研究業績

International Journal of Heat and Mass Transfer 234, 126101 (2024)
Dropwise condensation performance of sprayable polymer/copper oxide composite coating

著者

Evan Philander, Tatsuya Kawaguchi, Takushi Saito

カテゴリ

齊藤研究室

Abstract

滴状凝縮(DWC)は、膜状凝縮(FWC)よりも高次の熱伝達性能を高める可能性があることから大きな注目を集めていますが、長時間の凝縮を維持するための耐久性のあるDWC促進表面の拡張性は依然として課題となっています。スプレーコーティングは、金属基板に疎水性コーティングを堆積するための拡張可能な可能性のある方法です。しかし、従来のスプレー可能なフッ素ポリマーは基板への接着性が低いため、金属基板に堆積する前にベースコートが必要です。この課題に対処するため、本研究では、シンプルなワンステップスプレーコーティングと熱アニールを使用して銅基板に堆積されたポリテトラフルオロエチレン/イミドベースのバインダー/酸化銅複合材(PTFE/PI/CuO)コーティングの滴状凝縮性能を調査しました。PTFE粒子は必要な疎水性特性を提供します。同時に、ポリマーバインダーが粒子間の細孔を埋め、構造内での液滴の核形成を防ぎ、望ましくない液滴のピン留めにつながる浸水の発生を最小限に抑えます。PTFE/PI/CuOコーティングは、ピン留めのない滴状の凝縮をうまく促進し、膜状の凝縮よりも約2倍高い熱伝達向上をもたらします。さらに、コーティング表面の上部に形成されるマイクロスケールの親水性CuOクラスターは、液滴の離脱半径を変えることなく、液滴の成長速度と離脱頻度を高める核形成部位として機能します。その結果、PTFE/PI/CuOはPTFE/PIよりも1.4倍高い熱伝達を示します。さらに、サブミクロンの銅粒子を添加することで耐久性が向上しました。

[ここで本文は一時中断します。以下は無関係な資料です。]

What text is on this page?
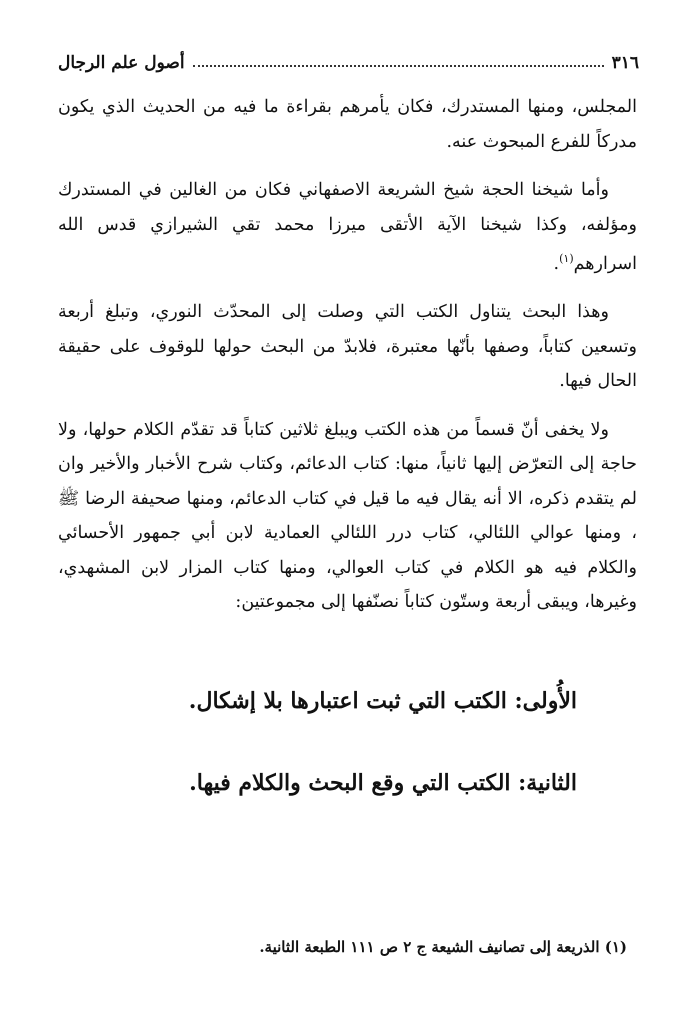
٣١٦
أصول علم الرجال

المجلس، ومنها المستدرك، فكان يأمرهم بقراءة ما فيه من الحديث الذي يكون مدركاً للفرع المبحوث عنه.

وأما شيخنا الحجة شيخ الشريعة الاصفهاني فكان من الغالين في المستدرك ومؤلفه، وكذا شيخنا الآية الأتقى ميرزا محمد تقي الشيرازي قدس الله اسرارهم$^{(١)}$.

وهذا البحث يتناول الكتب التي وصلت إلى المحدّث النوري، وتبلغ أربعة وتسعين كتاباً، وصفها بأنّها معتبرة، فلابدّ من البحث حولها للوقوف على حقيقة الحال فيها.

ولا يخفى أنّ قسماً من هذه الكتب ويبلغ ثلاثين كتاباً قد تقدّم الكلام حولها، ولا حاجة إلى التعرّض إليها ثانياً، منها: كتاب الدعائم، وكتاب شرح الأخبار والأخير وان لم يتقدم ذكره، الا أنه يقال فيه ما قيل في كتاب الدعائم، ومنها صحيفة الرضا ﷺ ، ومنها عوالي اللئالي، كتاب درر اللئالي العمادية لابن أبي جمهور الأحسائي والكلام فيه هو الكلام في كتاب العوالي، ومنها كتاب المزار لابن المشهدي، وغيرها، ويبقى أربعة وستّون كتاباً نصنّفها إلى مجموعتين:

الأُولى: الكتب التي ثبت اعتبارها بلا إشكال.
الثانية: الكتب التي وقع البحث والكلام فيها.
(١) الذريعة إلى تصانيف الشيعة ج ٢ ص ١١١ الطبعة الثانية.
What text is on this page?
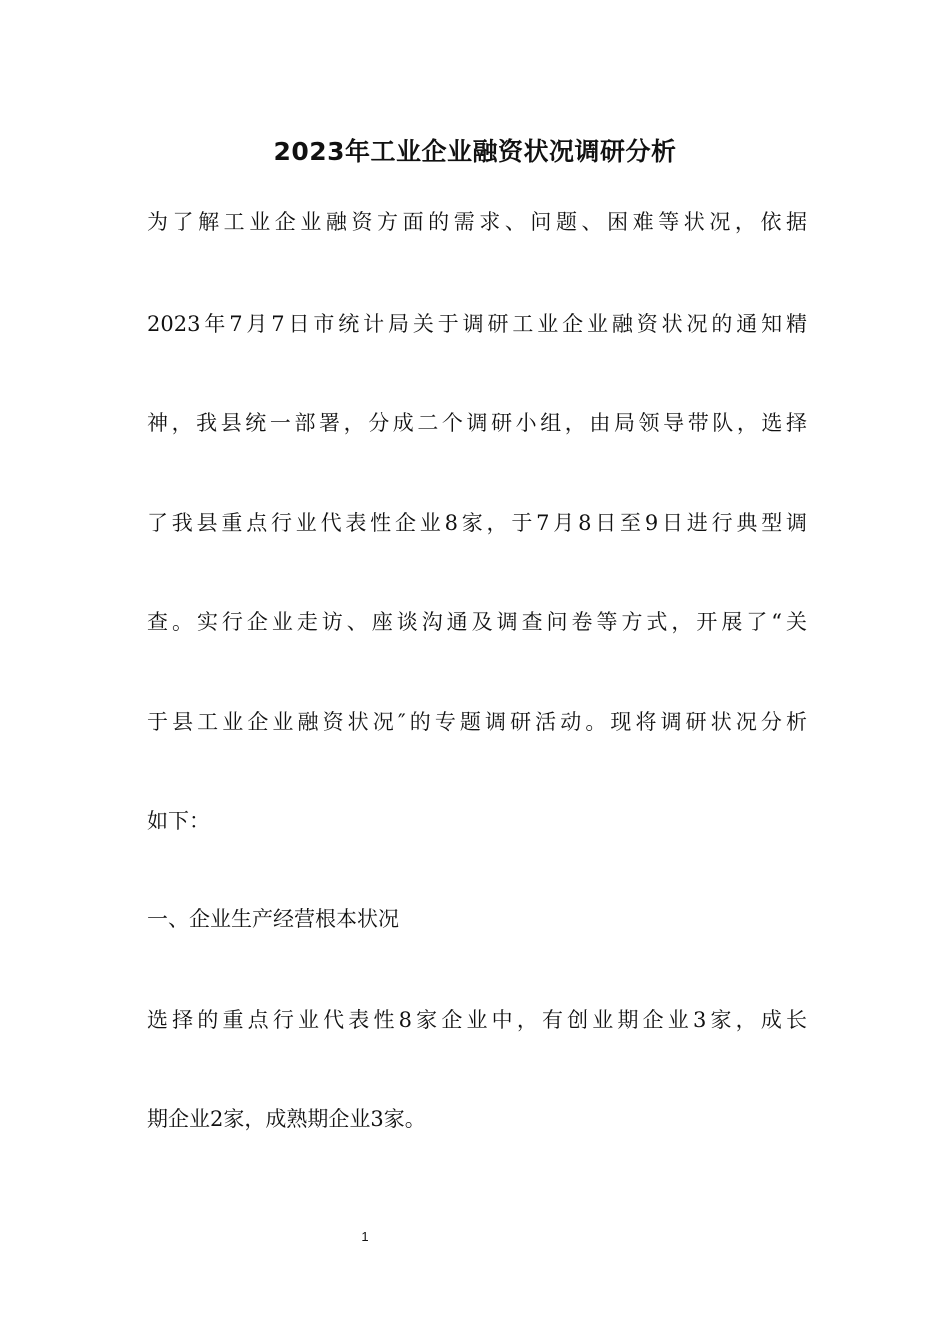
2023年工业企业融资状况调研分析
为了解工业企业融资方面的需求、问题、困难等状况，依据
2023年7月7日市统计局关于调研工业企业融资状况的通知精
神，我县统一部署，分成二个调研小组，由局领导带队，选择
了我县重点行业代表性企业8家，于7月8日至9日进行典型调
查。实行企业走访、座谈沟通及调查问卷等方式，开展了“关
于县工业企业融资状况″的专题调研活动。现将调研状况分析
如下：
一、企业生产经营根本状况
选择的重点行业代表性8家企业中，有创业期企业3家，成长
期企业2家，成熟期企业3家。
1
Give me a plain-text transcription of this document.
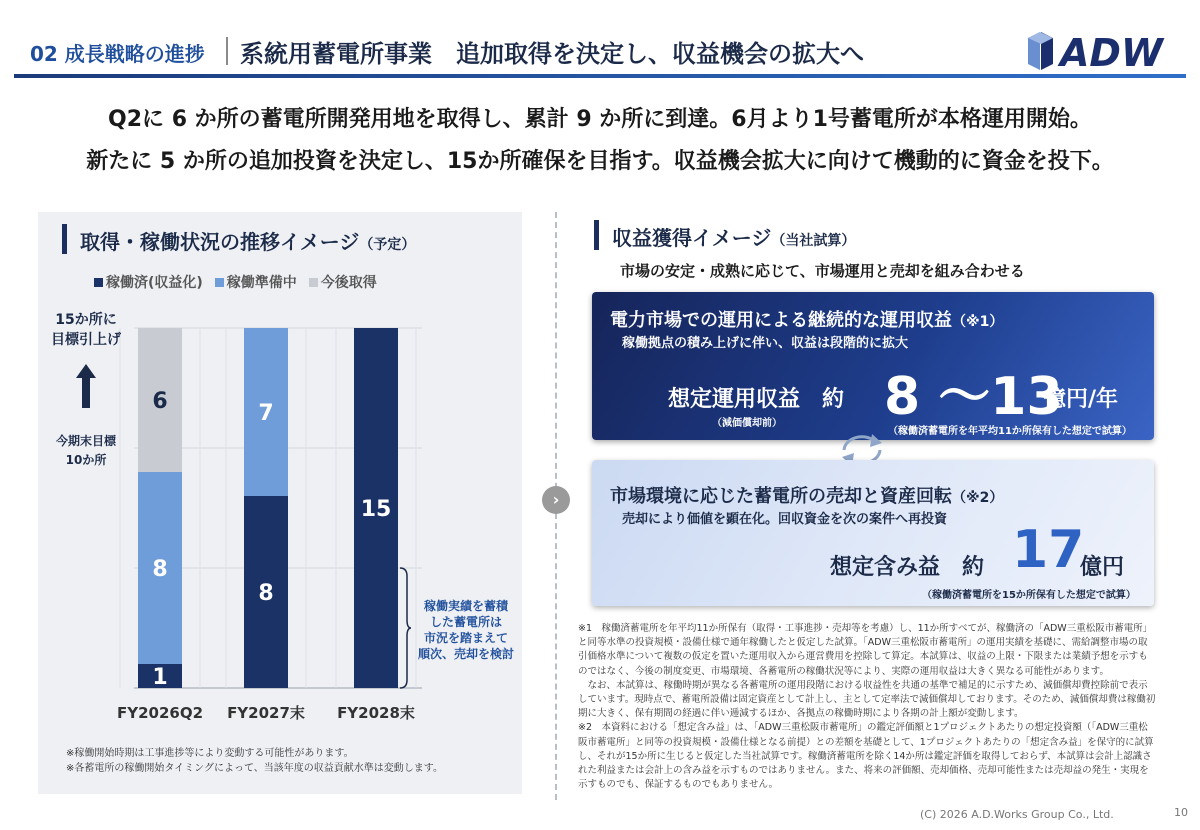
02 成長戦略の進捗 系統用蓄電所事業　追加取得を決定し、収益機会の拡大へ	ADW
Q2に 6 か所の蓄電所開発用地を取得し、累計 9 か所に到達。6月より1号蓄電所が本格運用開始。
新たに 5 か所の追加投資を決定し、15か所確保を目指す。収益機会拡大に向けて機動的に資金を投下。
取得・稼働状況の推移イメージ（予定）
稼働済(収益化) 稼働準備中 今後取得
1
8
6
FY2026Q2
8
7
FY2027末
15
FY2028末
15か所に
目標引上げ
今期末目標
10か所
稼働実績を蓄積
した蓄電所は
市況を踏まえて
順次、売却を検討
※稼働開始時期は工事進捗等により変動する可能性があります。
※各蓄電所の稼働開始タイミングによって、当該年度の収益貢献水準は変動します。
›
収益獲得イメージ（当社試算）
市場の安定・成熟に応じて、市場運用と売却を組み合わせる
電力市場での運用による継続的な運用収益（※1）
稼働拠点の積み上げに伴い、収益は段階的に拡大
想定運用収益　約 8 ～13
億円/年
（減価償却前）
（稼働済蓄電所を年平均11か所保有した想定で試算）
市場環境に応じた蓄電所の売却と資産回転（※2）
売却により価値を顕在化。回収資金を次の案件へ再投資
想定含み益　約 17
億円
（稼働済蓄電所を15か所保有した想定で試算）
※1　稼働済蓄電所を年平均11か所保有（取得・工事進捗・売却等を考慮）し、11か所すべてが、稼働済の「ADW三重松阪市蓄電所」と同等水準の投資規模・設備仕様で通年稼働したと仮定した試算。「ADW三重松阪市蓄電所」の運用実績を基礎に、需給調整市場の取引価格水準について複数の仮定を置いた運用収入から運営費用を控除して算定。本試算は、収益の上限・下限または業績予想を示すものではなく、今後の制度変更、市場環境、各蓄電所の稼働状況等により、実際の運用収益は大きく異なる可能性があります。
　なお、本試算は、稼働時期が異なる各蓄電所の運用段階における収益性を共通の基準で補足的に示すため、減価償却費控除前で表示しています。現時点で、蓄電所設備は固定資産として計上し、主として定率法で減価償却しております。そのため、減価償却費は稼働初期に大きく、保有期間の経過に伴い逓減するほか、各拠点の稼働時期により各期の計上額が変動します。
※2　本資料における「想定含み益」は、「ADW三重松阪市蓄電所」の鑑定評価額と1プロジェクトあたりの想定投資額（「ADW三重松阪市蓄電所」と同等の投資規模・設備仕様となる前提）との差額を基礎として、1プロジェクトあたりの「想定含み益」を保守的に試算し、それが15か所に生じると仮定した当社試算です。稼働済蓄電所を除く14か所は鑑定評価を取得しておらず、本試算は会計上認識された利益または会計上の含み益を示すものではありません。また、将来の評価額、売却価格、売却可能性または売却益の発生・実現を示すものでも、保証するものでもありません。
(C) 2026 A.D.Works Group Co., Ltd.	10
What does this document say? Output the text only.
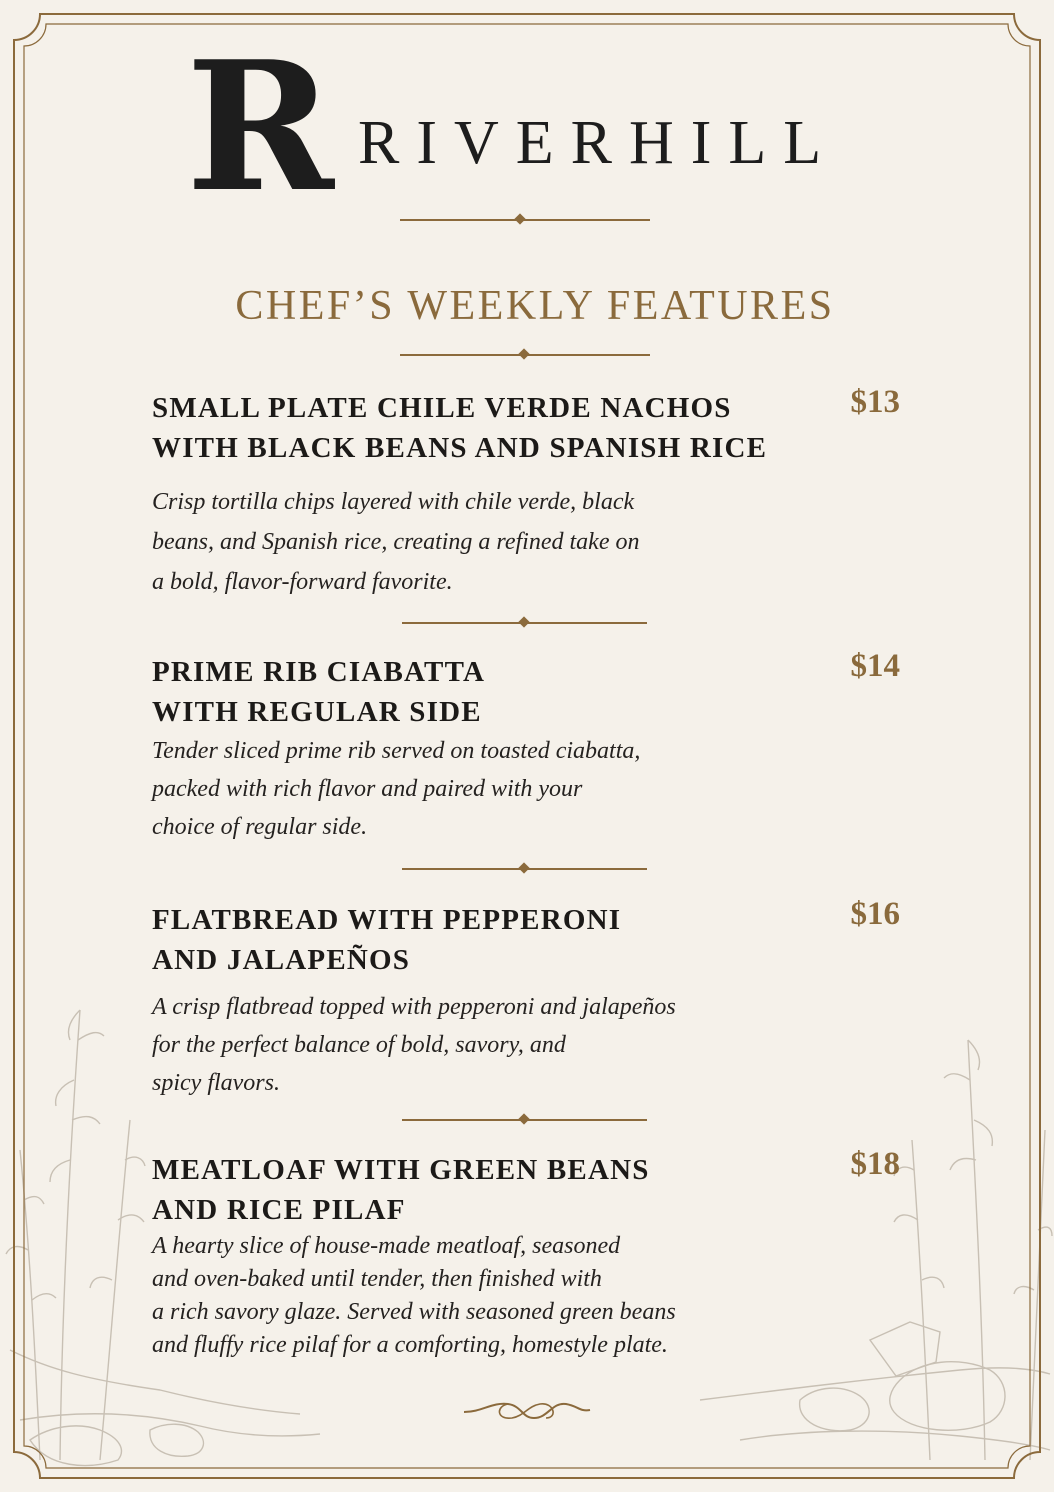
R RIVERHILL
CHEF’S WEEKLY FEATURES
SMALL PLATE CHILE VERDE NACHOS
WITH BLACK BEANS AND SPANISH RICE
$13
Crisp tortilla chips layered with chile verde, black
beans, and Spanish rice, creating a refined take on
a bold, flavor-forward favorite.
PRIME RIB CIABATTA
WITH REGULAR SIDE
$14
Tender sliced prime rib served on toasted ciabatta,
packed with rich flavor and paired with your
choice of regular side.
FLATBREAD WITH PEPPERONI
AND JALAPEÑOS
$16
A crisp flatbread topped with pepperoni and jalapeños
for the perfect balance of bold, savory, and
spicy flavors.
MEATLOAF WITH GREEN BEANS
AND RICE PILAF
$18
A hearty slice of house-made meatloaf, seasoned
and oven-baked until tender, then finished with
a rich savory glaze. Served with seasoned green beans
and fluffy rice pilaf for a comforting, homestyle plate.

PTFE/PIコーティングは蒸気にさらされた後に破損しましたが、PTFE/PI/CuOには目に見える損傷は見られず、耐久性が向上したことを示しています。さらに、PTFE/PI/CuO 複合材料は、摩耗を受けた後でも熱伝達性能が同等に維持されたため、機械的損傷に対する耐性も示しました。最後に、引き剥がし接着試験により、PTFE/PI/CuO は PTFE/PI よりも接着強度が高く、滴状凝縮用途に適していることが明らかになりました。